Além destas formas, existe também a mentira social. Essa é
uma mentira compartilhada e reproduzida por vários indivíduos, por grupos,
coletivos ou até uma sociedade inteira. É o caso de regimes ditatoriais nos
quais a mentira deve ser dita e repetida para se justificar (desde o nazismo ao
stalinismo e todos os demais regimes ditatoriais), nascendo no poder estatal e
se reproduzindo no interior da população, seja por medo, interesse ou
compartilhar as ideias dominantes da época. Isso também pode ocorrer por
vergonha ou trauma, tal como se pode observar no filme Uma Cidade Sem Passado, na qual o envolvimento da população com o
nazismo é substituído pela mentira de que seria apenas o ex-prefeito o único
envolvido com o Terceiro Reich. Há também mentiras institucionais, nas quais
para manter o poder, a burocracia acaba gerando mentiras sobre indivíduos
dissidentes ou mesmo grupos, para manter intacta a imagem institucional. A
mentira grupal, seja de círculo de políticos corruptos, seja de jovens que foram
responsáveis por uma morte, como nos filmes triviais norte-americanos, também é
comum e a razão é evitar a descoberta e as consequências.
Contudo, não é através do moralismo que se pode resolver
essa questão. O moralismo prega que mentir é “errado”, ou alguns religiosos
podem dizer que é “coisa do diabo” ou “pecado”. Assim, toda e qualquer mentira
é condenada e todo aquele que mente deve ser punido, independente do contexto,
de sua situação nele, entre outras determinações.
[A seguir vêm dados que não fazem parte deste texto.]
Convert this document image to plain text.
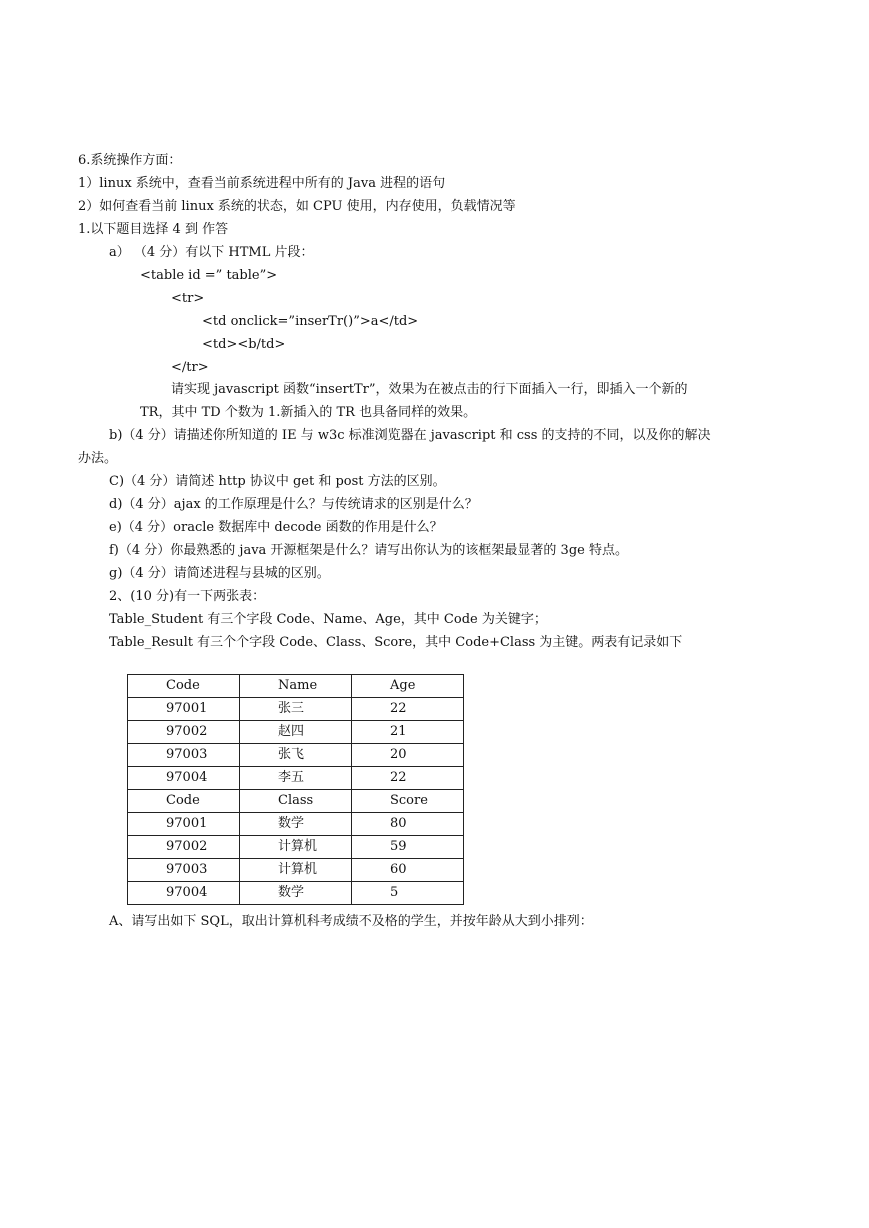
6.系统操作方面：
1）linux 系统中，查看当前系统进程中所有的 Java 进程的语句
2）如何查看当前 linux 系统的状态，如 CPU 使用，内存使用，负载情况等
1.以下题目选择 4 到 作答
a） （4 分）有以下 HTML 片段：
<table id =” table”>
<tr>
<td onclick=”inserTr()”>a</td>
<td><b/td>
</tr>
请实现 javascript 函数“insertTr”，效果为在被点击的行下面插入一行，即插入一个新的
TR，其中 TD 个数为 1.新插入的 TR 也具备同样的效果。
b)（4 分）请描述你所知道的 IE 与 w3c 标准浏览器在 javascript 和 css 的支持的不同，以及你的解决
办法。
C)（4 分）请简述 http 协议中 get 和 post 方法的区别。
d)（4 分）ajax 的工作原理是什么？与传统请求的区别是什么？
e)（4 分）oracle 数据库中 decode 函数的作用是什么？
f)（4 分）你最熟悉的 java 开源框架是什么？请写出你认为的该框架最显著的 3ge 特点。
g)（4 分）请简述进程与县城的区别。
2、(10 分)有一下两张表：
Table_Student 有三个字段 Code、Name、Age，其中 Code 为关键字；
Table_Result 有三个个字段 Code、Class、Score，其中 Code+Class 为主键。两表有记录如下
Code	Name	Age
97001	张三	22
97002	赵四	21
97003	张飞	20
97004	李五	22
Code	Class	Score
97001	数学	80
97002	计算机	59
97003	计算机	60
97004	数学	5
A、请写出如下 SQL，取出计算机科考成绩不及格的学生，并按年龄从大到小排列：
As determinações das mentiras,
no discurso moralista, são abolidas e em seu lugar aparece a condenação. As
mentiras altruístas e civilizadas passam a ser tão condenáveis como a para
obter vantagens ou para manter o poder. A mentira por medo de ser prejudicado
de um indivíduo das classes exploradas e sem condições de se defender passa a
ser equivalente daquela feita por um corrupto com medo de sua punição ou um
assassino com medo da prisão. O moralismo, como prática de julgar e condenar os
indivíduos a partir de um conjunto de normas que formam um cânone abstrato, é
sempre descontextualizado e se caracteriza por um normativismo abstrato. Ele,
portanto, é incapaz de solucionar o problema da mentira, pois apenas julga e
condena, fora do contexto.
A superação da mentira generalizada pressupõe a superação da
sociedade que gera a sua necessidade. A sociedade capitalista é uma sociedade
fundada na mentira devido suas características essenciais. É somente a
transformação radical das relações sociais, abolindo os processos competitivos,
a exploração, a burocracia, a mercantilização, a mentalidade burguesa, etc. é
que a mentira poderá deixar de ser um fenômeno social generalizado. A sociedade
autogerida, ou “comunista” (nome que foi desgastado por ideologias e mentiras
divulgadas em nossa sociedade), é uma sociedade fundada na verdade. A luta pela
autogestão social é também uma luta da verdade contra a mentira e contra uma
sociedade que vive de mentiras.
[1][1]
Inclusive tendo alguns casos famosos, como no caso da ideologia do volume
cerebral, na qual ocorreu a falsificação deliberada dos dados.